My current plan is to attend online courses every weekends, since I'm currently working as Associate Software Engineer during weekdays, and practice programming languages needed for Big data like R. I already have a degree in Computer Science so familiarity with some statistical and mathematical methods is not a problem. Any suggestions and comments are pretty much appreciated!

For those who already have an experience, how is your experienced and what do you work most with?


Solution

  • I am in a similar boat as you. I work in a web development department as a business analyst. I do some software development, data mining, and data visualization, but I am constantly improving my skills because it's all pretty interesting to me, and it makes me an extremely versatile employee.

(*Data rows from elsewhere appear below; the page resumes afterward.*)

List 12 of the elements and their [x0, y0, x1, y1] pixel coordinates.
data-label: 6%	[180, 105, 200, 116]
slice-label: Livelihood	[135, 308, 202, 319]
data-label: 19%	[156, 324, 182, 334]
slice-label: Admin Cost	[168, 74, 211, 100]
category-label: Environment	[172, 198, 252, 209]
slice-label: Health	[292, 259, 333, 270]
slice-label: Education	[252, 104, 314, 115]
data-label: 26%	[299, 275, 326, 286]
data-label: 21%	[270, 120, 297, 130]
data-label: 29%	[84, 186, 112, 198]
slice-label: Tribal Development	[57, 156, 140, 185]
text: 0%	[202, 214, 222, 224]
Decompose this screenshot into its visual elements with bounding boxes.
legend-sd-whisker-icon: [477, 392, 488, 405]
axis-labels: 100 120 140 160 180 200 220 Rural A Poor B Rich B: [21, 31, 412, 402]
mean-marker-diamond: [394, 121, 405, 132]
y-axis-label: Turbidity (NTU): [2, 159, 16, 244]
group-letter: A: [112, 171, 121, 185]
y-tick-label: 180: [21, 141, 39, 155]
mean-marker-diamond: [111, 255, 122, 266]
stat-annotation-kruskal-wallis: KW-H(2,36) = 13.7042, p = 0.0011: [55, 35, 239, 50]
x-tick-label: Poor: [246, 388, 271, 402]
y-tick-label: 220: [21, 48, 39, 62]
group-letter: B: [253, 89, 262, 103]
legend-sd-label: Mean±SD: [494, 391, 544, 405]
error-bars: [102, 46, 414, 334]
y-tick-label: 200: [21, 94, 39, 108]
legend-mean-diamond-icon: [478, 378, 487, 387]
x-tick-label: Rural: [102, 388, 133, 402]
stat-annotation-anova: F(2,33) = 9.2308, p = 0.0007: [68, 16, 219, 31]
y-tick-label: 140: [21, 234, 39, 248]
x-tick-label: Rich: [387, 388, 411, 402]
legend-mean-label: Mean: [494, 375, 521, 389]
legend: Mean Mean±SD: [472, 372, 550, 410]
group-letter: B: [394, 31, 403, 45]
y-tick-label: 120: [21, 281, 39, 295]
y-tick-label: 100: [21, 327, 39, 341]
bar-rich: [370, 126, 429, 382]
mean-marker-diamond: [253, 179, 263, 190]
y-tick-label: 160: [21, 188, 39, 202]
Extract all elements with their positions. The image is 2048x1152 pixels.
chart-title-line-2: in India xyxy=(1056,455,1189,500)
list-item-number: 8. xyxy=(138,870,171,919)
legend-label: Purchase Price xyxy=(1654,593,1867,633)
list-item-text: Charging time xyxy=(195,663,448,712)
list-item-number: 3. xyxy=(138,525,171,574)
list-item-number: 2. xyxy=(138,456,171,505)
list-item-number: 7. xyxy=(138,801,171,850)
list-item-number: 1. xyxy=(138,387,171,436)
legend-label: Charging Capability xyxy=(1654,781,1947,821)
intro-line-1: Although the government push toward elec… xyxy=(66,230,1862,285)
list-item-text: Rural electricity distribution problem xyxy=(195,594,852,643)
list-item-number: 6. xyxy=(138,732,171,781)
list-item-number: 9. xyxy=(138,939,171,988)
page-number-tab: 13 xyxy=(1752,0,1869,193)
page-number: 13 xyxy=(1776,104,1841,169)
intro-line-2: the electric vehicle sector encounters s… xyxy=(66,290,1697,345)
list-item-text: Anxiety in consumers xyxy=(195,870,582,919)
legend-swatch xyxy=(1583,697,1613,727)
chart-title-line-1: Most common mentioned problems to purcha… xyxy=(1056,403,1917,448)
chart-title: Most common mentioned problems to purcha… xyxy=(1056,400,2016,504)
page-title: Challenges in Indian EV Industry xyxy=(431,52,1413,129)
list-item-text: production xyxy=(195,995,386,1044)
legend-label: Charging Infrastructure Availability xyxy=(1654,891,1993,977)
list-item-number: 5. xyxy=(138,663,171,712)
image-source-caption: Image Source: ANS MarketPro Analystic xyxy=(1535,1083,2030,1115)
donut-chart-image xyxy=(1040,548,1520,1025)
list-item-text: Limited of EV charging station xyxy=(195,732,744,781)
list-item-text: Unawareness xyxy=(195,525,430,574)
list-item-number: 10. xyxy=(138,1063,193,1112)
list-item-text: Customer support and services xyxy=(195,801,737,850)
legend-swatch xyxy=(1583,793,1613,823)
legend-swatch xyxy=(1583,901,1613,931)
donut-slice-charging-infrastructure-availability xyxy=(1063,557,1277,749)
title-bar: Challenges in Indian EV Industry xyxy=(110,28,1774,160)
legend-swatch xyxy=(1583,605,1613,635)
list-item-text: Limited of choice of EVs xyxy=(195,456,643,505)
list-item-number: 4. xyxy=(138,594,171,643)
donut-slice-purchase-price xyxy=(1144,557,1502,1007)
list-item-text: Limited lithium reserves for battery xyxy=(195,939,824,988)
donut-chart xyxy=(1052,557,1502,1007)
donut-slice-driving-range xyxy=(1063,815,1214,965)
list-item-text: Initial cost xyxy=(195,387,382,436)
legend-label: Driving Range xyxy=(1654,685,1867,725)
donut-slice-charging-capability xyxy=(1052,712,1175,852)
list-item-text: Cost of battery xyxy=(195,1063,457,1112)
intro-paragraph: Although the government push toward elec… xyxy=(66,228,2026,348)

    Web Analytics/Big Data
    See if you can get read access into your company's Google Analytics account, assuming they have a website. The API is really good, and pre-built packages in R make it really easy to get large amounts of data out. If their website is big enough, you can easily create your own, real data sets. While these probably won't be "big" as in "big data", they're definitely awesome for practicing data visualizations. I'd suggest learning Shiny and R Markdown. You can easily create web stats visualizations you can share with your company. If you end up coming up to issues with the amount of data you're trying to process (ie: if they have a huge web presence), then you might look into Spark for processing big data. Coursera has a specialization focusing on Big Data - https://www.coursera.org/specializations/big-data. You can take all the classes for free if you just "audit" them. You won't get certificate or anything, but you get access to all the course material. They apparently go through Spark, Hadoop, Pig, and Hive. I haven't taken it, but the UCSD Coursera classes I have taken have been pretty good.

    Obviously Coursera isn't the end-all-be-all... Also check out edx.org, Pluralsight, Udemy, etc... You can get a free Pluralsight membership for a year - just Google it. Mine was through Microsoft somehow. My favorite courses by Pluralsight have been (unrelated to data/analytics) Ethical Hacking. Udemy often has amazing deals on HUGE courses - like 21 hours of lectures about Python for data analysis and stuff like that. Just sign up for the service, and you'll get a "special offer" in a week or two. They're usually $10-20. https://www.brighttalk.com/ is also a good place for webinars and talks related to data science/analytics.

    Databases
    My company uses SQL Server (Microsoft), so I also took some database classes on MVA (Microsoft Virtual Academy). They have a bunch of classes from complete noob to brushing up on skills: MVA Database Stuff.

    Data Sets
    If you find yourself needing big data sets, join Kaggle. They often have great data sets for machine learning, but you can use them yourself to mine and do visualizations. I'd look for labelled data sets in particular. Many of the bigger sets are completely anonymized - no labels, no nothin'. But that's not very fun if you're just digging around. Additionally, someone has compiled a bunch of public data sources here: https://github.com/caesar0301/awesome-public-datasets. Finally, NYC Open Data is one of my favorite places to get net data sets. Some are super boring, but there have been some cool analyses done on parking tickets and alike.

    More...
    If you're just looking for more classes to take or books to read, check out https://www.metacademy.org/. They have a few suggested paths to learn deep learning, machine learning, Bayesian stats, and other stuff like that. I think machine learning is an excellent next step - once you're versed in software development, database management/creation/querying, and visualization.

    Even more...
    Just immerse yourself. There are TONS of data blogs, podcast, meetup groups, conferences, and news out there. Do all you can to get in there and figure out what's going on and who's doing what. It's super interesting anyway. Two of my favorite things I follow: datatau (hacker news for data science) and I Quant NY (linked above, for parking tickets).